Sumenep, infojalanan.info -
Ratusan masyarakat Kepulauan Kangean berkumpul di Alun-Alun Arjasa pada Minggu pagi (2 November 2025) dalam kegiatan Doa Bersama dan Munajat untuk Keselamatan Kangean. Agenda yang diprakarsai oleh Ikatan Santri dan Alumni Salafiyah Syafi’iyah (IKSAS) Rayon Kangean ini merefleksikan sinergi antara kesadaran keagamaan dan kepedulian ekologis masyarakat pesisir terhadap ancaman kerusakan lingkungan akibat aktivitas industri migas oleh PT KEI–SKK Migas di kawasan kepulauan.
Kegiatan tersebut menegaskan bahwa masyarakat Kangean tidak hanya melihat laut sebagai entitas ekonomi, melainkan juga sebagai ruang ekologis, sosial, dan spiritual. Dalam konteks itu, doa bersama menjadi bentuk artikulasi moral terhadap kebijakan pembangunan yang dinilai belum mempertimbangkan keberlanjutan ekosistem laut serta hak-hak masyarakat lokal.
Ketua IKSAS Rayon Kangean, Ustadz Mahmudi, dalam sambutannya menyatakan bahwa perlawanan masyarakat bukan bersifat konfrontatif, melainkan partisipatif dan berbasis nilai-nilai kemanusiaan. Menurutnya, pembangunan sejatinya harus selaras dengan prinsip sustainable development—yakni kemajuan ekonomi yang tidak mengorbankan keseimbangan ekologis dan kesejahteraan sosial.
“Kangean membutuhkan pembangunan yang inklusif, bukan yang eksploitatif. Kami berdoa agar setiap kebijakan energi berpihak pada kelestarian alam dan keadilan bagi masyarakat pesisir,” ujarnya.
Ritual doa dan istighosah yang dipimpin oleh para kiai dan tokoh agama berlangsung penuh kekhidmatan. Dalam perspektif sosiologis, momentum tersebut menggambarkan proses internalisasi nilai spiritual sebagai mekanisme resistensi kultural terhadap industrialisasi yang berpotensi destruktif. Masyarakat menggunakan pendekatan religius bukan hanya sebagai ekspresi iman, tetapi juga sebagai strategi moral untuk menegaskan hak ekologis mereka.
Para nelayan dan tokoh masyarakat yang hadir menyerukan perlunya pendekatan eco-humanistic dalam tata kelola sumber daya alam.
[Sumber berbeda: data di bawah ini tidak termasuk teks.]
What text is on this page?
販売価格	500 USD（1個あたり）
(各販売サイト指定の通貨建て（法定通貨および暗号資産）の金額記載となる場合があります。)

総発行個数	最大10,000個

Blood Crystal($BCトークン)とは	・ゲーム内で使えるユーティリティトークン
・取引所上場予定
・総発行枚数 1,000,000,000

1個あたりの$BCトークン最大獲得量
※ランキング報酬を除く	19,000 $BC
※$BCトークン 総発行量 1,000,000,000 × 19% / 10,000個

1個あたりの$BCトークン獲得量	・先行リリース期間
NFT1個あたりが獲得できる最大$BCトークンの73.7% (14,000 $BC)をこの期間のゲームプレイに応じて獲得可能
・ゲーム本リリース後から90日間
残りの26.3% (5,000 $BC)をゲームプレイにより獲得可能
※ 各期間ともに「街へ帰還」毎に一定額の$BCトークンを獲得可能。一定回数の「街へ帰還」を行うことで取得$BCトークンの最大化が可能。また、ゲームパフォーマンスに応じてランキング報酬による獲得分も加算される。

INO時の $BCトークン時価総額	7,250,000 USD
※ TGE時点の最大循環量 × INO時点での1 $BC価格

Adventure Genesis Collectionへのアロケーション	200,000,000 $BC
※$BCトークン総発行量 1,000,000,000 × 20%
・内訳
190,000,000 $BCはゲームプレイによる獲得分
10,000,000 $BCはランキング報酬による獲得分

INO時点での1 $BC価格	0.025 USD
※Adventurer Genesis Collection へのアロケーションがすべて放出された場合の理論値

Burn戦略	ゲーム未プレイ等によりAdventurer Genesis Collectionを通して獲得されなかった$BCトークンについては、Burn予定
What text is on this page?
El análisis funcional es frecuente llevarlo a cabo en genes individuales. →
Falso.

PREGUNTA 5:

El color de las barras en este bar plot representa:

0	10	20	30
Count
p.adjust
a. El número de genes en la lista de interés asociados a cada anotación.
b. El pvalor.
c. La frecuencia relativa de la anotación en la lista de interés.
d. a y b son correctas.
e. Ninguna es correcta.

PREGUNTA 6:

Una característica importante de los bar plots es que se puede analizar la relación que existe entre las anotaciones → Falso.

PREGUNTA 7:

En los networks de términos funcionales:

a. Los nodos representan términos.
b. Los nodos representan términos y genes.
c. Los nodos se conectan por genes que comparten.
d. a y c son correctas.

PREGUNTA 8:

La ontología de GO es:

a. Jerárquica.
Mereka menilai bahwa eksploitasi migas di kawasan rentan seperti Kangean dapat memicu disrupsi ekologis, mengancam ketahanan pangan, dan memperlebar kesenjangan sosial ekonomi. Oleh karena itu, mereka meminta negara untuk meninjau ulang kebijakan yang berdampak langsung terhadap keberlanjutan ruang hidup masyarakat kepulauan.
Kegiatan ini ditutup dengan pembacaan doa keselamatan bagi Kangean dan seluruh masyarakat maritim Indonesia. Secara simbolik, doa tersebut menjadi wujud solidaritas kolektif dalam mempertahankan nilai-nilai kemanusiaan, ekologis, dan spiritualitas lokal. Gerakan ini sekaligus menegaskan bahwa kesadaran lingkungan tidak selalu lahir dari wacana teknokratik, tetapi dapat berakar kuat dari kearifan religius dan budaya masyarakat pesisir.